Saturday, March 27, 2010

Complex Regional Pain Syndrome (CRPS)


Synonyms:
Reflex sympethatic Dystrophy Syndrome (RSDS), Sudeck's Atrophy, Causalgia, Shoulder-Hand Syndrome, Posttraumatic Dystrophy, Sympathetic maintained pain syndrome
History:

  • Recognized since the Civil War when it was called causalgia, a name chosen to describe intense, burning extremity pain after an injury.

  • Bonica coined the term reflex sympathetic dystrophy in 1953
Incidence:

1% of all conservatively treated distal radius fractures and up to 5% of operatively treated fractures.
Types:

  • CRPS type I

    • secondary to an identifiable neurologic compression or injury.

    • e.g. ulnar nerve axonotemesis or a superficial radial nerve injury due to trauma from an external fixator pin.

  • CRPS type II

    • no identifiable neurological injury

    • sympathetically mediated pain
Stages:
Acute:

  • 6-12 wks

  • persistent burning pain

  • trivial injury followed by severe & out of proportion pain

  • Localised pain, later spreads throughout extremity

  • Hypersensitivity to light touch

  • Extremity swollen & warm

  • Excessive perspiration

Dystrophic

  • Affected joint ROM restricted

  • Involved area becomes cool
Atrophic

  • Skin & muscle atrophy

  • Skin dry, shiny, glossy

  • Stiffness, intractable pain persists several weeks
Diagnosis:

  • Identify for CRPS type I or CRPS type II.

  • determine if it is a treatable source (type I).

  • Persistent burning pain after an injury is characteristic.

  • most common lesion with type I is median nerve injury, due to direct trauma or an undiagnosed compressive neuropathy.

  • causes are injury to the ulnar nerve, the superficial radial nerve, the intercarpal ligament, or the triangular fibrocartilage.

  • delayed union, incomplete union, and nonunion may also contribute to symptoms.

  • X-ray – Patchy Osteoporosis

  • Peripheral nerve conduction studies e.g. compression points around the elbow are useful, also evaluate the ulnar nerve.

  • MRI may show an incomplete union, carpal injuries, or TFCC injury.

  • Arthroscopic reveal arthrofibrosis and/or TFCC injuries.

  • Bone Scan +ve, showing regional uptake reflects ncreased blood flow
Treatment:

  • Prevention, immediate attention, control pain & swelling.

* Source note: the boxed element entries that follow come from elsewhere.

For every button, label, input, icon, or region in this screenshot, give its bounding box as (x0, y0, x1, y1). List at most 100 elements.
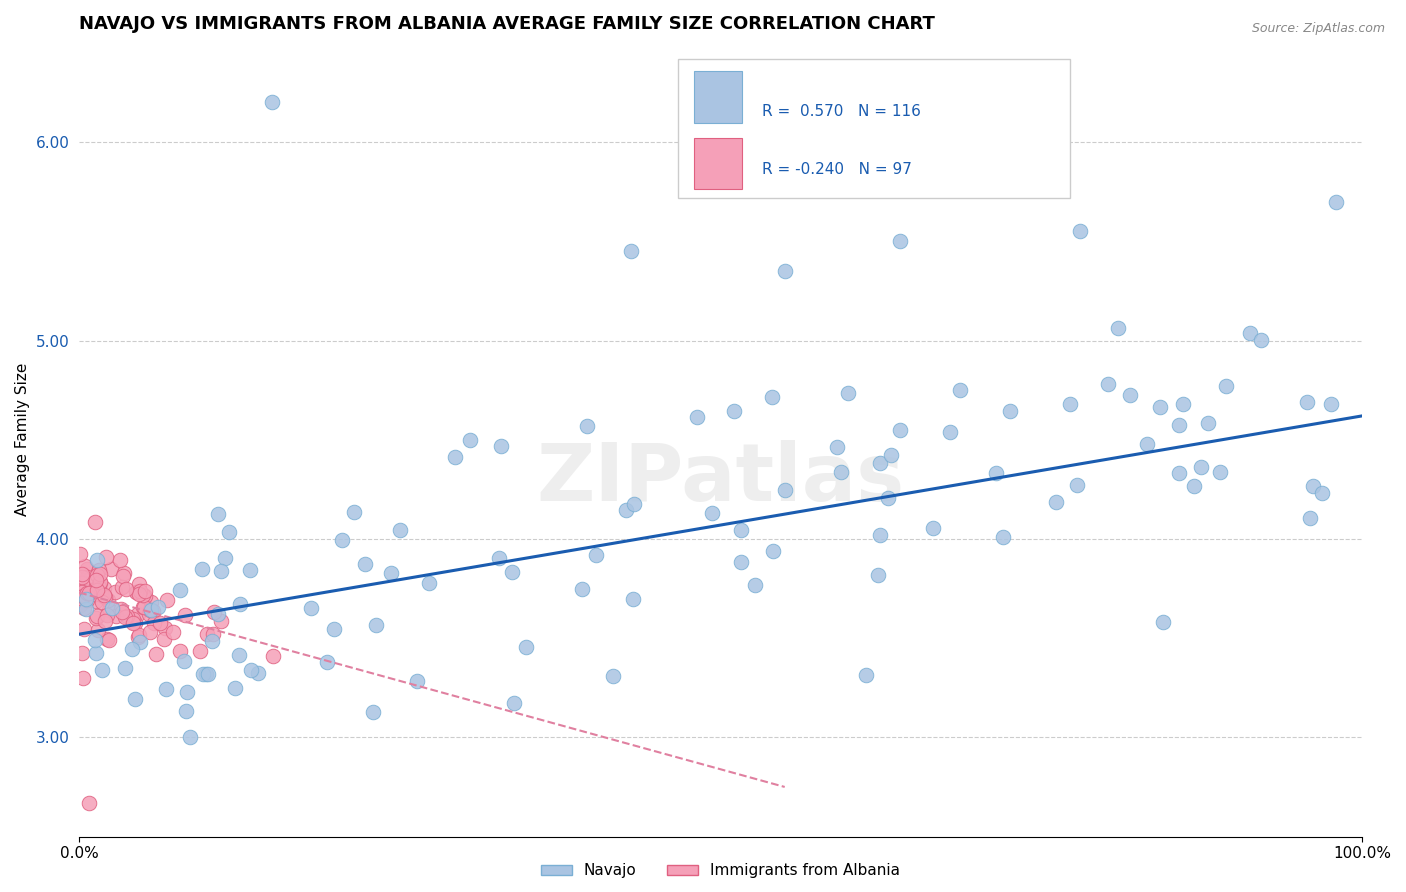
Point (998, 404, 1021, 418)
Point (1045, 495, 1067, 509)
Point (1149, 400, 1171, 414)
Point (127, 607, 149, 621)
Point (124, 616, 146, 631)
Point (86, 608, 108, 623)
Point (246, 666, 269, 681)
Point (114, 610, 136, 624)
Point (96, 632, 118, 647)
Point (502, 696, 524, 710)
Point (115, 582, 138, 597)
Point (111, 569, 134, 583)
Point (361, 705, 384, 719)
Point (194, 666, 217, 681)
Point (301, 601, 323, 615)
Point (830, 465, 852, 479)
Point (115, 609, 138, 624)
Point (124, 691, 146, 706)
Point (73, 622, 96, 636)
Point (97, 592, 120, 607)
Point (98, 603, 121, 617)
Bar (693, 71, 742, 123)
Point (239, 664, 262, 678)
Point (86, 582, 108, 596)
Point (152, 632, 174, 646)
Bar (678, 59, 1070, 198)
Point (730, 523, 752, 537)
Point (869, 528, 891, 542)
Point (89, 563, 111, 577)
Point (191, 561, 214, 575)
Text: ZIPatlas: ZIPatlas (537, 441, 904, 518)
Point (89, 574, 111, 589)
Point (145, 647, 167, 661)
Point (330, 533, 353, 548)
Point (76, 570, 98, 584)
Point (174, 704, 197, 718)
Point (444, 450, 467, 464)
Point (86, 574, 108, 588)
Point (70, 576, 93, 591)
Point (1239, 326, 1261, 341)
Point (93, 588, 115, 602)
Point (83, 515, 105, 529)
Point (69, 582, 91, 597)
Point (169, 583, 191, 598)
Point (134, 583, 156, 598)
Point (761, 390, 783, 404)
Point (744, 578, 766, 592)
Point (364, 618, 387, 632)
Text: R =  0.570   N = 116: R = 0.570 N = 116 (762, 104, 921, 119)
Point (86, 611, 108, 625)
Point (96, 608, 118, 623)
Point (72, 671, 94, 685)
Point (1197, 416, 1219, 430)
Point (880, 448, 903, 462)
Point (229, 598, 252, 612)
Point (218, 524, 240, 539)
Point (132, 600, 155, 615)
Point (148, 615, 170, 630)
Point (207, 607, 229, 621)
Point (91, 588, 114, 602)
Point (1059, 397, 1081, 411)
Point (621, 591, 644, 606)
Point (114, 661, 136, 675)
Point (139, 594, 162, 608)
Point (855, 667, 877, 681)
Point (142, 616, 165, 631)
Point (73, 601, 96, 615)
Point (623, 497, 645, 511)
Point (76, 561, 98, 575)
Point (169, 644, 191, 658)
Point (209, 564, 232, 578)
Point (1171, 397, 1194, 411)
Point (86, 553, 108, 567)
Point (105, 608, 128, 623)
Point (1319, 397, 1341, 411)
Point (406, 673, 429, 688)
Point (127, 630, 149, 644)
Point (201, 633, 224, 648)
Point (100, 562, 122, 576)
Point (388, 523, 411, 537)
Point (195, 626, 218, 640)
Point (460, 433, 482, 447)
Point (101, 600, 124, 615)
Point (110, 552, 132, 566)
Point (991, 530, 1014, 544)
Point (1168, 418, 1191, 433)
Point (1097, 376, 1119, 391)
Point (515, 640, 537, 654)
Text: R = -0.240   N = 97: R = -0.240 N = 97 (762, 162, 911, 178)
Point (127, 585, 149, 599)
Point (730, 555, 752, 569)
Point (174, 607, 197, 622)
Point (93, 581, 115, 595)
Point (70, 585, 93, 599)
Point (825, 440, 848, 454)
Point (121, 642, 143, 657)
Point (1250, 333, 1272, 347)
Point (214, 550, 236, 565)
Point (191, 666, 214, 681)
Point (939, 425, 962, 439)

  • Restoration of motion by exercise

  • Active use of extremity despite pain

  • Edema control by limb elevation

  • Physiotherapy

  • Drugs: antidepressants, corticosteroids, calcium channel blockers
CRPS Type I:
Surgical treatment:

  • Neurolysis aimed at external compression of the median and ulnar nerve injuries.

  • Adjunctive grafting or Barrier wrapping for injury to sensory branches of the superficial radial or dorsal ulnar nerve.

  • Neuroma resection proximally and nerve stump can be buried in appropriate soft tissue.

  • External bone stimulators or revision osteosynthesis for an incomplete union.
CRPS type II

  • Multifaceted, aimed at restoring ANS control and improving physical function.

  • Early recognition and regional blockade with physical therapy is useful.
Medical management

  • guided by the appearance of the hand and wrist (Early phases marked by erythema and swelling, later phases, they may appear cool and atrophic.

  • For warm, swollen erythematous hand, treatment include gabapentin, selective serotonin reuptake inhibitors, or clonidine hydrochloride.

  • In later stages, the aim is to improve blood flow, using nifedipine or selective serotonin reuptake inhibitors.
Physical therapy

  • mobilizing the wrist and digits.

  • Focus is to improve wrist extension, causing greater mechanical advantage.

  • Adjunctive modalities such as dynamic or serial static splinting may prove effective at mobilizing the wrist and the metacarpophalangeal joints.
Prognosis

  • Recovery after CRPS treatment varies.

  • the prognosis for CRPS type I is better than that of CRPS type II.

  • When the syndrome continues for more than 1 year, it is likely that residual impairment will be present.

  • Regardless of the treatment afforded, patients experience delayed recovery.

1 comment:

  1. CLASSIFICATION OF CRPS

    CRPS I - (RSD) PAIN SYNDROME WITH LOSS OF FUNCTION AND AUTONOMIC DYSFUNCTION WITHOUT ANY NERVE DAMAGE

    CRPS II ( CAUSALGIA ) – SYNDROME CAUSED BY FRANK NERVE DAMAGE.